Recovery from ultraviolet-induced growth arrest of primary rat hepatocytes by p53 antisense oligonucleotide treatment

Abstract

Recent evidence suggests that wild‐type p53 prevents cell‐cycle progression after DNA damage, which may provide a sufficient period for the cells to repair the genetic lesions that may otherwise lead to cell death or cellular transformation. We tested whether this hypothesis is generally applicable to parenchymal cells of internal organs. When primary neonatal rat hepatocytes were exposed to a nonlethal dose of ultraviolet light, actinomycin D, or mitomycin C, most cells expressed abundant p53 with an abnormally extended half life in their nuclei, and their growth was arrested despite treatment with growth factors (epidermal growth factor and insulin).

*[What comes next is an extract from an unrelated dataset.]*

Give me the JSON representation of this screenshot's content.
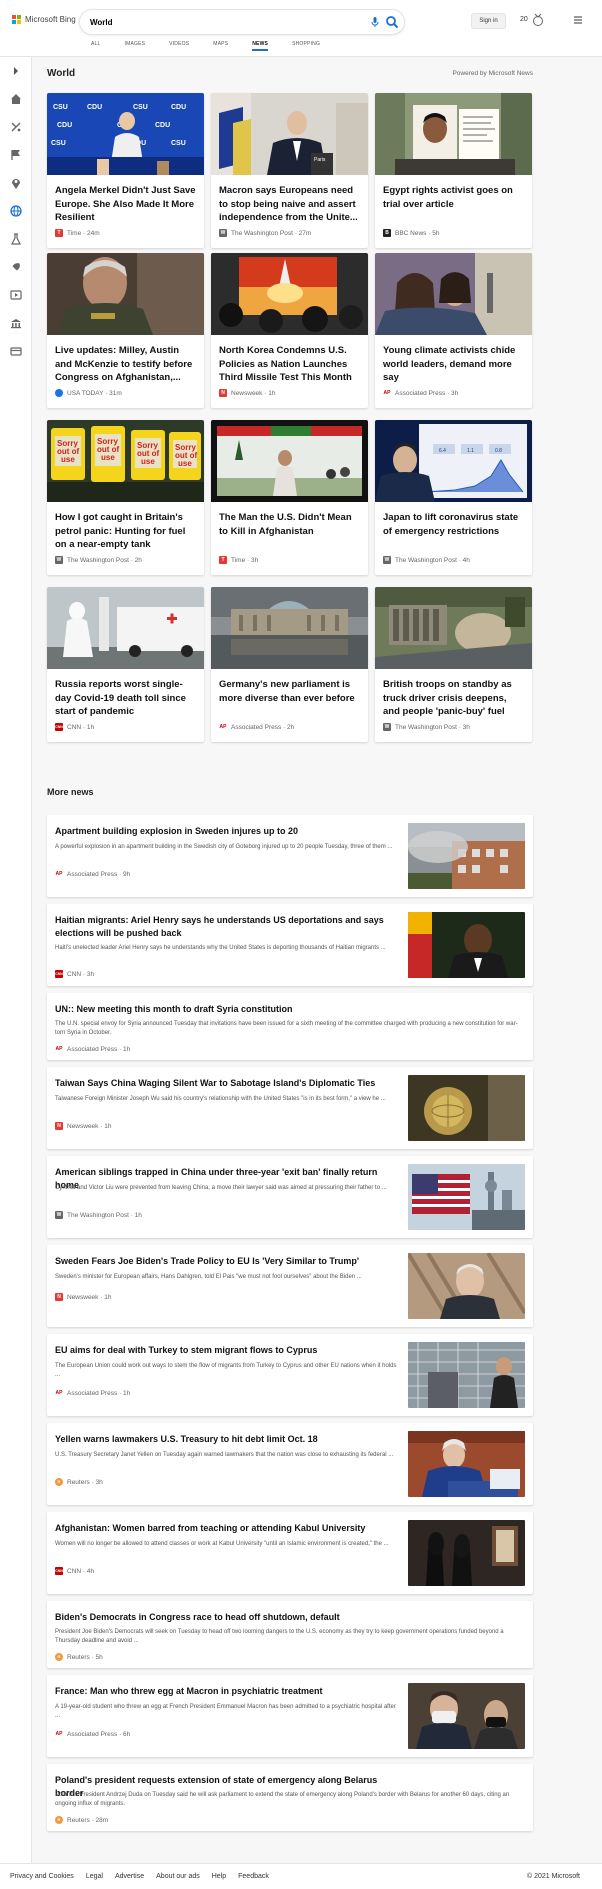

When DNA‐damaged cells were treated with p53‐antisense oligonucleotides, p53 expression was significantly suppressed, and an appreciable fraction of the cells entered S phase. However, when damaged cells were administered p53‐sense or retinoblastoma susceptibility gene‐antisense oligonucleotides, there was no recovery from growth arrest. The data strongly suggest that p53 is a component of at least one signal transduction pathway leading to growth arrest in DNA‐damaged cells. © 1994 Wiley‐Liss, Inc.